Tony Allen adds this memory to CMC’s tribute:

My first encounter with Henry was much more formal and possibly altered the history of mediation development in England & Wales. In 2002, Karl and I were invited to speak to an assembly of 28 Court of Appeal judges about mediation and civil justice, convened by Lord Phillips, then Master of the Rolls in the RCJ. We boldly asserted that it would not be long before a court would use the relatively new CPR to penalise a successful party for unreasonably refusing to mediate, as a sanction for unreasonable litigation conduct. This was a controversial idea in those days and had not happened before. In the front row was a tall judge with his eyes closed, wearing hearing aids in both ears, and I thought to myself "oh well, there's one lost cause, I suppose!” 11 days later, Henry Brooke ( for it was he, unbeknown to me) presided over the Court of Appeal in Dunnett v Railtrack ‚Äč and made just such a decision for the first time.  It shook the foundations of civil practice then and that decision remains one of the great triggers for mediation development, however much some other judges disagreed with it then. Karl and I count that as one of the most useful afternoon seminars we have ever conducted in terms of mediation development!’

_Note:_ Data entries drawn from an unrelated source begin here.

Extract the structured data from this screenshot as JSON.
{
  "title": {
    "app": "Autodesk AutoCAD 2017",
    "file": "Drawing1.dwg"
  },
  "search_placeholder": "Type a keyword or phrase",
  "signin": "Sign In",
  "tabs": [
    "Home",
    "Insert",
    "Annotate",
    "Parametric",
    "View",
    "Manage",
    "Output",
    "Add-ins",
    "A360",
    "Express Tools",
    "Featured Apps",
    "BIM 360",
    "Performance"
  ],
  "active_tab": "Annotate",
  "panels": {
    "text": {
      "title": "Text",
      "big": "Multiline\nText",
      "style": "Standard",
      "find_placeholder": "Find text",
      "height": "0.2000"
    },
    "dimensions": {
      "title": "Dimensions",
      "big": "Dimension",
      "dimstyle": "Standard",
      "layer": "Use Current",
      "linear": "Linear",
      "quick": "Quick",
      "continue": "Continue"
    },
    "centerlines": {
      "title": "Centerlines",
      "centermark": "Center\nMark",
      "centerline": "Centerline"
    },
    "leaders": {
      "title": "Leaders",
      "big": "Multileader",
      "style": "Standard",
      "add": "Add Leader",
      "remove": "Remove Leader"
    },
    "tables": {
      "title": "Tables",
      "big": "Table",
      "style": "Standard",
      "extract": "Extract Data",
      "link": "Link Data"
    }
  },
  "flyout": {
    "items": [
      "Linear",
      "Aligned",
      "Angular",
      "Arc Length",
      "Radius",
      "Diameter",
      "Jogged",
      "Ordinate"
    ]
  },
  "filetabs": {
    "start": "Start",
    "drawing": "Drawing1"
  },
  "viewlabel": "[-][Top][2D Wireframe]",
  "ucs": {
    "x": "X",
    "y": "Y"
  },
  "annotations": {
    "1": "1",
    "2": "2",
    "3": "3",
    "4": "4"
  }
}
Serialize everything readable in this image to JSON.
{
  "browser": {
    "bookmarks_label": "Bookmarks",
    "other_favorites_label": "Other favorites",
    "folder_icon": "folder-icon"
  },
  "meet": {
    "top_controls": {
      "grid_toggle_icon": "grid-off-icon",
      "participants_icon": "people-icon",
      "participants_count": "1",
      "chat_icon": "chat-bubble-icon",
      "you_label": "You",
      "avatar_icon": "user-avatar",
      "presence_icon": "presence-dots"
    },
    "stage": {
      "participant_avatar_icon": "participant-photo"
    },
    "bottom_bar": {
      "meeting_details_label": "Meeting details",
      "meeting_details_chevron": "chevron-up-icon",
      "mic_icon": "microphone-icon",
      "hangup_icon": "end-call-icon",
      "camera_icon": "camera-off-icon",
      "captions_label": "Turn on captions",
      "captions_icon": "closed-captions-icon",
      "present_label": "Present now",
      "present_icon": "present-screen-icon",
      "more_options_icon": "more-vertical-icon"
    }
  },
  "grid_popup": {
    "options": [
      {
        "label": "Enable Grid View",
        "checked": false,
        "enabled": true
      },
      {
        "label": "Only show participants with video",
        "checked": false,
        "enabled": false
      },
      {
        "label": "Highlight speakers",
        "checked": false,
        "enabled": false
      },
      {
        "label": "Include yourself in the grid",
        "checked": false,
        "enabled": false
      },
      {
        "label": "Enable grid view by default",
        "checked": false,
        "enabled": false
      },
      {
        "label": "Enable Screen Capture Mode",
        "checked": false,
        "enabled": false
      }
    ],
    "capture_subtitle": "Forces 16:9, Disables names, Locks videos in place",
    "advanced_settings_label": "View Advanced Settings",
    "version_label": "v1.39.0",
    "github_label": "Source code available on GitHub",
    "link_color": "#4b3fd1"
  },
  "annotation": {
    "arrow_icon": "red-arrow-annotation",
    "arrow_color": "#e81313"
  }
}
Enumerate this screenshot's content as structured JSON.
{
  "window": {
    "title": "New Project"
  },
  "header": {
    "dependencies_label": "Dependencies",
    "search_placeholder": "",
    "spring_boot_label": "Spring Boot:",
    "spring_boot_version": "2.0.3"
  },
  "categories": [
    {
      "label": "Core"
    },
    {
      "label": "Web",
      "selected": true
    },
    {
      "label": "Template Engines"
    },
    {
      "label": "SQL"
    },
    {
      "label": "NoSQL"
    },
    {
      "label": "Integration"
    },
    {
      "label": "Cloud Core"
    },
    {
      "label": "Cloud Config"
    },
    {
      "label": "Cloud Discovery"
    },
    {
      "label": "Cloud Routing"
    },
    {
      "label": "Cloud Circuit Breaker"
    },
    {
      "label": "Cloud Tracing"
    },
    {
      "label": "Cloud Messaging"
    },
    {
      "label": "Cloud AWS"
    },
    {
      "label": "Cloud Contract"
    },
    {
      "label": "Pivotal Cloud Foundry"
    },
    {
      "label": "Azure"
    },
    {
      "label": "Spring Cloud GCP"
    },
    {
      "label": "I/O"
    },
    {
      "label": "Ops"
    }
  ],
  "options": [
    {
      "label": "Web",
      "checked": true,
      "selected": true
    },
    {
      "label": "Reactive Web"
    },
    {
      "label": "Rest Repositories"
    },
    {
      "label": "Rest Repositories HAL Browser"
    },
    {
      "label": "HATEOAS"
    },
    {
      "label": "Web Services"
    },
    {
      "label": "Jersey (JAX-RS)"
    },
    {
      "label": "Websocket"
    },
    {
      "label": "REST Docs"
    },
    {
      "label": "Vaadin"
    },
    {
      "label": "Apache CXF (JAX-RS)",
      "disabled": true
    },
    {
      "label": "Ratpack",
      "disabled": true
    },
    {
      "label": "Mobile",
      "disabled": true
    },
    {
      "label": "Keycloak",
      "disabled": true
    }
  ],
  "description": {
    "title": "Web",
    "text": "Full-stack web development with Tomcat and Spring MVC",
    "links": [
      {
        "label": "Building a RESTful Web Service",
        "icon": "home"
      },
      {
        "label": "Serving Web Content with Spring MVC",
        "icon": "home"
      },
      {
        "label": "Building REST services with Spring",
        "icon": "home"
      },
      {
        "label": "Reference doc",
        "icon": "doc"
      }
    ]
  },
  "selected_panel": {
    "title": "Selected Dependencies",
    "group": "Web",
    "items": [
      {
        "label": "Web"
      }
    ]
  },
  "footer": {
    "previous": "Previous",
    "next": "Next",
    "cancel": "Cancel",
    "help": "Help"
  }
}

Henry had to undergo cardiac valve surgery on 29 January 2018 but, alas, did not survive the operation. As his son tweeted, ‘The surgeons say my Dad’s heart was just too big: this won't come as a surprise to anyone who knew him.’ It is certainly no surprise to me. Here was a judge of great humanity, of prodigious energy, for whom nothing was too much trouble especially if it enhanced the sum of human happiness. The world of mediation has much to thank him for as he would be seen to have been a giant in the field. Farewell Henry, dear friend.